On Huawei AI this feature mainly focus on
the camera, automatic recognition of food fresh flowers text animals different
subjects, depending on the subject to be optimized, and the CPU than Kirin 970
AI computing power up to 50 times the energy efficiency and 25 times
performance. In NPU's blessing, under the same shooting scenes Kirin 970
shooting speed is also faster than the average CPU. Compared to iPhone7 Plus
487, equipped with unicorn 970 intelligent terminals within 1 minute can
identify over 2000 pictures.
The unicorn 970 features an innovatively
designed HiAI mobile computing architecture with an energy-efficient
heterogeneous computing architecture that dramatically increases the
computational power of AI, of which AI performance density significantly outperforms
CPUs and GPUs, enabling AIs to complete computing tasks faster with less power
consumption, which is completely different from server-side AI design.
Machine
learning does not necessarily depend on NPU
In terms of the hardware structure of
current smartphones, the NPU can only do math on 8-bit and 16-bit data instead
of 32-bit and 64-bit. You know, this operation saves the memory cache
requirements, but increased bandwidth requirements, so the actual effect is not
ideal. Therefore, ARM believes that integrating a more advanced single
instruction, multiple data architecture is more resource-saving.

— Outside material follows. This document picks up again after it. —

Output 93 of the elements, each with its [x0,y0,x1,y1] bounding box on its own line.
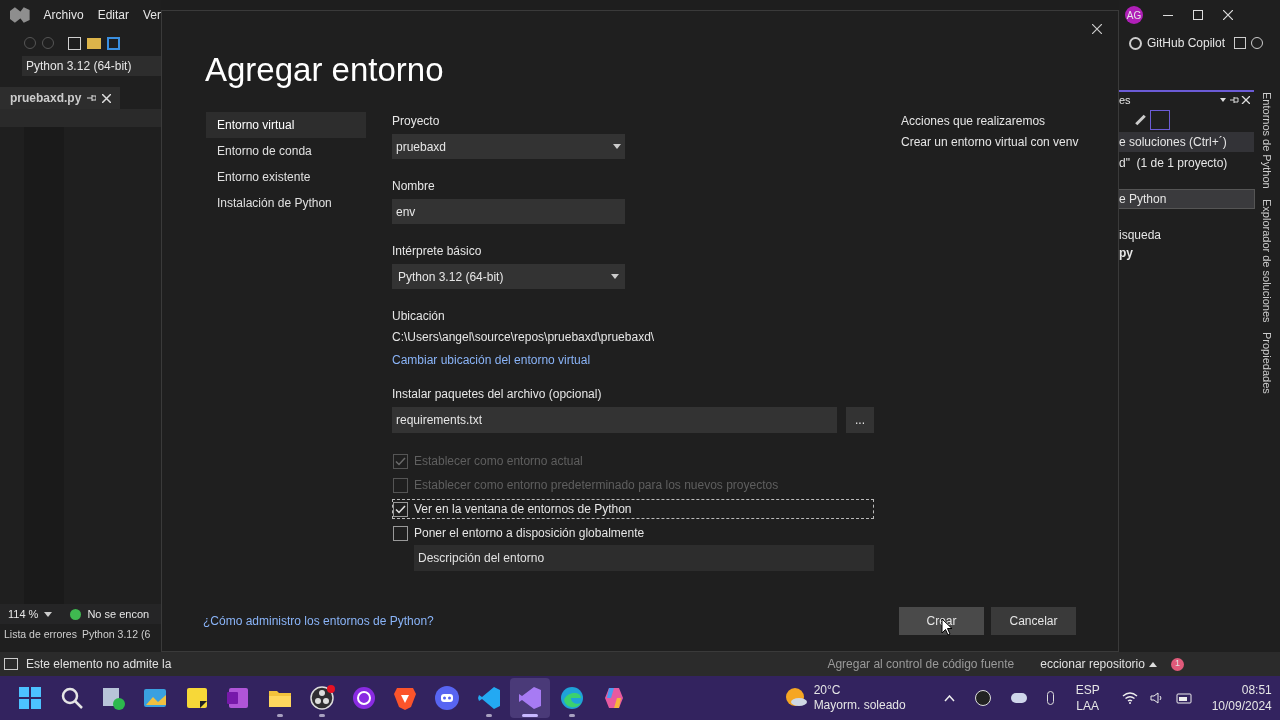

The new INT8
can combine multiple instructions into one instruction to improve the delay
phenomenon.
In addition, ARM solutions can help reduce
costs, although there is no custom SoC based on A75 / A55 release, Qualcomm,
MediaTek, Samsung and Hisilicon are expected to take advantage of the above
instruction setting improvements to develop better SoC, Including mid-range
products.
The key to ARM's ability to drive SoC
machine learning is the Compute Library, which includes a full suite of
capabilities for imaging and visual projects and a machine learning framework
such as Google's TensorFlow which developers can use to recompile the version
what they need.
In addition to ARM, Qualcomm also has its
own Hexagon SDK, which also includes machine-learned generic matrix algorithms
for more efficient DSP operation. In addition, the Qualcomm Symphony System
Manager SDK provides an API that specializes in optimizing computer vision,
image and data processing, and low-level algorithms as well as the common
processing needs of smartphones.
Why
does NPU exist?
Since NPU is not necessary, and architects
manufacturer such as ARM also provide other methods, why Apple, Huawei and Google
insisted so? The answer is not simply to improve selling points, hardware
prices, but in some ways NPU still has some advantages.

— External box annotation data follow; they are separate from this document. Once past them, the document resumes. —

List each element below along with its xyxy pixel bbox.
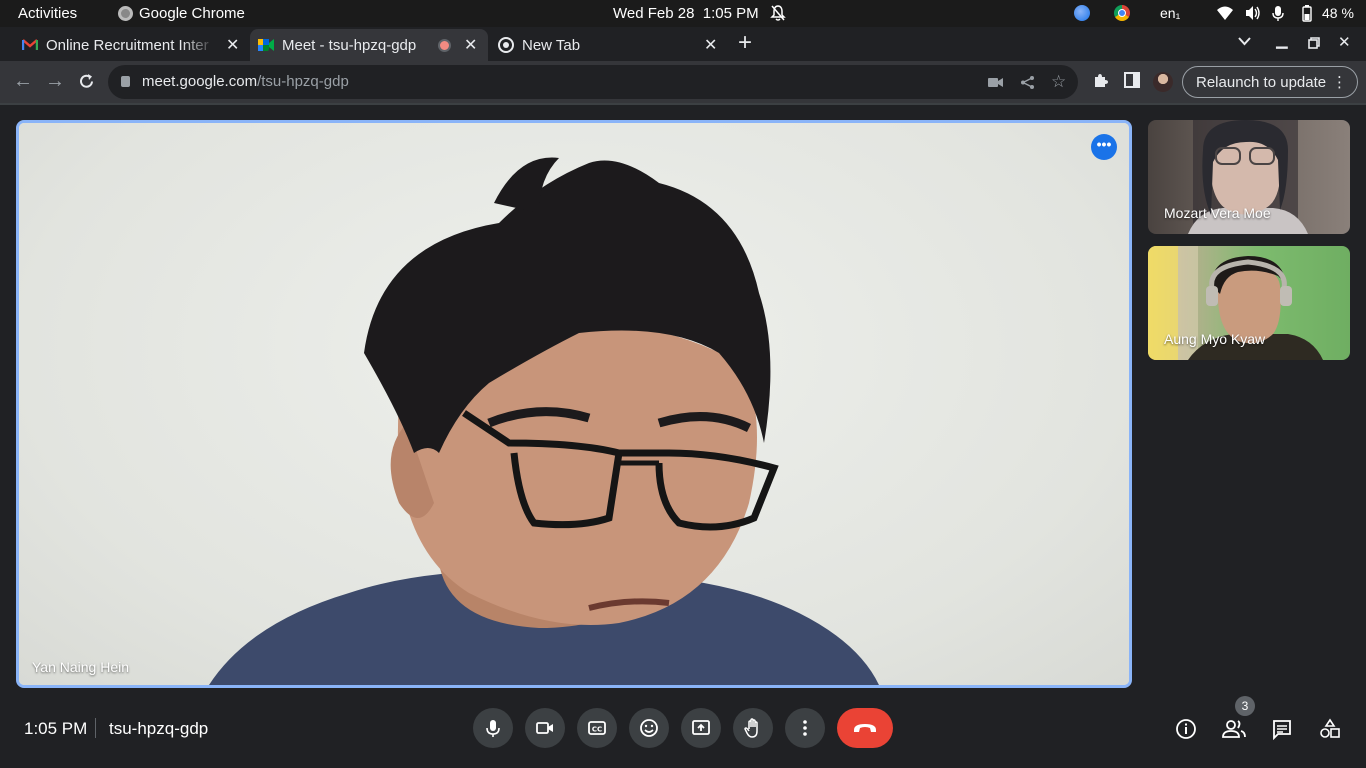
tab-close-icon[interactable]: ✕ [704, 35, 717, 55]
volume-icon[interactable] [1244, 5, 1262, 21]
forward-icon[interactable]: → [45, 71, 65, 91]
battery-percent: 48 % [1322, 5, 1354, 21]
app-name: Google Chrome [139, 5, 245, 22]
input-language[interactable]: en₁ [1160, 5, 1180, 21]
tab-online-recruitment[interactable]: Online Recruitment Inter ✕ [14, 29, 246, 61]
chrome-menu-icon[interactable]: ⋮ [1332, 73, 1347, 91]
wifi-icon[interactable] [1216, 5, 1234, 21]
activities-button[interactable]: Activities [18, 5, 77, 22]
url-text[interactable]: meet.google.com/tsu-hpzq-gdp [142, 73, 349, 90]
recording-indicator-icon [438, 39, 451, 52]
chat-button[interactable] [1269, 716, 1295, 742]
microphone-icon [486, 720, 500, 737]
chat-icon [1273, 720, 1291, 740]
microphone-tray-icon[interactable] [1271, 5, 1285, 22]
meeting-controls-bar: 1:05 PM tsu-hpzq-gdp CC [0, 700, 1366, 768]
camera-button[interactable] [525, 708, 565, 748]
tile-more-options-icon[interactable]: ••• [1091, 134, 1117, 160]
emoji-icon [640, 719, 658, 737]
minimize-icon[interactable]: ▁ [1276, 31, 1288, 49]
share-icon[interactable] [1020, 75, 1035, 90]
restore-icon[interactable] [1308, 37, 1320, 49]
tab-close-icon[interactable]: ✕ [226, 35, 239, 55]
microphone-button[interactable] [473, 708, 513, 748]
participant-count-badge: 3 [1235, 696, 1255, 716]
notifications-muted-icon [770, 5, 786, 21]
leave-call-button[interactable] [837, 708, 893, 748]
relaunch-label: Relaunch to update [1196, 74, 1327, 91]
tab-title: Online Recruitment Inter [46, 36, 209, 54]
svg-text:CC: CC [592, 726, 602, 734]
more-vert-icon [803, 720, 807, 736]
side-panel-icon[interactable] [1124, 72, 1140, 88]
browser-toolbar: ← → meet.google.com/tsu-hpzq-gdp ☆ Relau… [0, 61, 1366, 103]
toolbar-divider [0, 103, 1366, 105]
system-clock[interactable]: Wed Feb 28 1:05 PM [613, 5, 759, 22]
lock-icon[interactable] [121, 76, 130, 87]
people-icon [1222, 720, 1246, 738]
participant-tile[interactable]: Mozart Vera Moe [1148, 120, 1350, 234]
raise-hand-button[interactable] [733, 708, 773, 748]
shapes-icon [1320, 718, 1340, 738]
chrome-icon [498, 37, 514, 53]
url-host: meet.google.com [142, 73, 258, 90]
relaunch-to-update-button[interactable]: Relaunch to update ⋮ [1182, 66, 1358, 98]
tab-strip: Online Recruitment Inter ✕ Meet - tsu-hp… [0, 27, 1366, 61]
main-video-tile[interactable]: ••• Yan Naing Hein [16, 120, 1132, 688]
url-path: /tsu-hpzq-gdp [257, 73, 349, 90]
participant-name: Mozart Vera Moe [1164, 205, 1271, 221]
chrome-tray-icon[interactable] [1114, 5, 1130, 21]
reactions-button[interactable] [629, 708, 669, 748]
meeting-code: tsu-hpzq-gdp [109, 719, 209, 738]
gmail-icon [22, 37, 38, 53]
tab-meet[interactable]: Meet - tsu-hpzq-gdp ✕ [250, 29, 488, 61]
participant-video-feed [209, 157, 879, 685]
videocam-icon [536, 722, 553, 734]
hand-icon [744, 718, 758, 738]
participant-tile[interactable]: Aung Myo Kyaw [1148, 246, 1350, 360]
meeting-details-button[interactable] [1173, 716, 1199, 742]
captions-button[interactable]: CC [577, 708, 617, 748]
profile-avatar[interactable] [1153, 72, 1173, 92]
account-tray-icon[interactable] [1074, 5, 1090, 21]
reload-icon[interactable] [78, 73, 95, 90]
call-end-icon [854, 724, 876, 732]
info-icon [1176, 719, 1196, 739]
closed-captions-icon: CC [588, 721, 606, 735]
os-top-bar: Activities Google Chrome Wed Feb 28 1:05… [0, 0, 1366, 27]
bookmark-star-icon[interactable]: ☆ [1051, 72, 1066, 92]
tab-title: Meet - tsu-hpzq-gdp [282, 36, 417, 54]
meet-icon [258, 37, 274, 53]
close-window-icon[interactable]: ✕ [1338, 33, 1351, 51]
meeting-info-divider [95, 718, 96, 738]
people-button[interactable] [1221, 716, 1247, 742]
present-screen-button[interactable] [681, 708, 721, 748]
participant-name: Yan Naing Hein [32, 659, 130, 675]
tab-new-tab[interactable]: New Tab ✕ [490, 29, 726, 61]
tab-search-icon[interactable] [1238, 37, 1251, 46]
extensions-icon[interactable] [1092, 72, 1109, 89]
battery-icon[interactable] [1302, 5, 1312, 22]
meeting-time: 1:05 PM [24, 719, 88, 738]
new-tab-icon[interactable]: + [738, 31, 752, 55]
camera-in-use-icon[interactable] [988, 77, 1004, 88]
app-menu[interactable]: Google Chrome [118, 5, 245, 22]
tab-title: New Tab [522, 36, 581, 54]
present-to-all-icon [692, 720, 710, 735]
activities-panel-button[interactable] [1317, 716, 1343, 742]
more-options-button[interactable] [785, 708, 825, 748]
back-icon[interactable]: ← [13, 71, 33, 91]
chrome-app-icon [118, 6, 133, 21]
address-bar[interactable]: meet.google.com/tsu-hpzq-gdp ☆ [108, 65, 1078, 99]
participant-name: Aung Myo Kyaw [1164, 331, 1266, 347]
tab-close-icon[interactable]: ✕ [464, 35, 477, 55]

For example, the unicorn 970 FP16
instruction set throughput is 1.92TFLOP, which is 3 times of the Mali-G72
version. In the role of dedicating hardware acceleration, optimization,
standalone NPU performances more powerful. Of course, these built on the condition
of manufacturers know very well and have completely control of their own
hardware, which means that manufacturers need to spend more time and cost to
research and development, mobile phone prices will not come down.
It is estimated that by 2018, high-end
handsets will still adopt a solution with a stand-alone NPU, but not everyone
will buy a high-end smartphone like the Xiaomi
Redmi Note 4X. Low-end smart phones will be more inclined to choose ARM's
low-cost solutions to achieve better machine learning capabilities.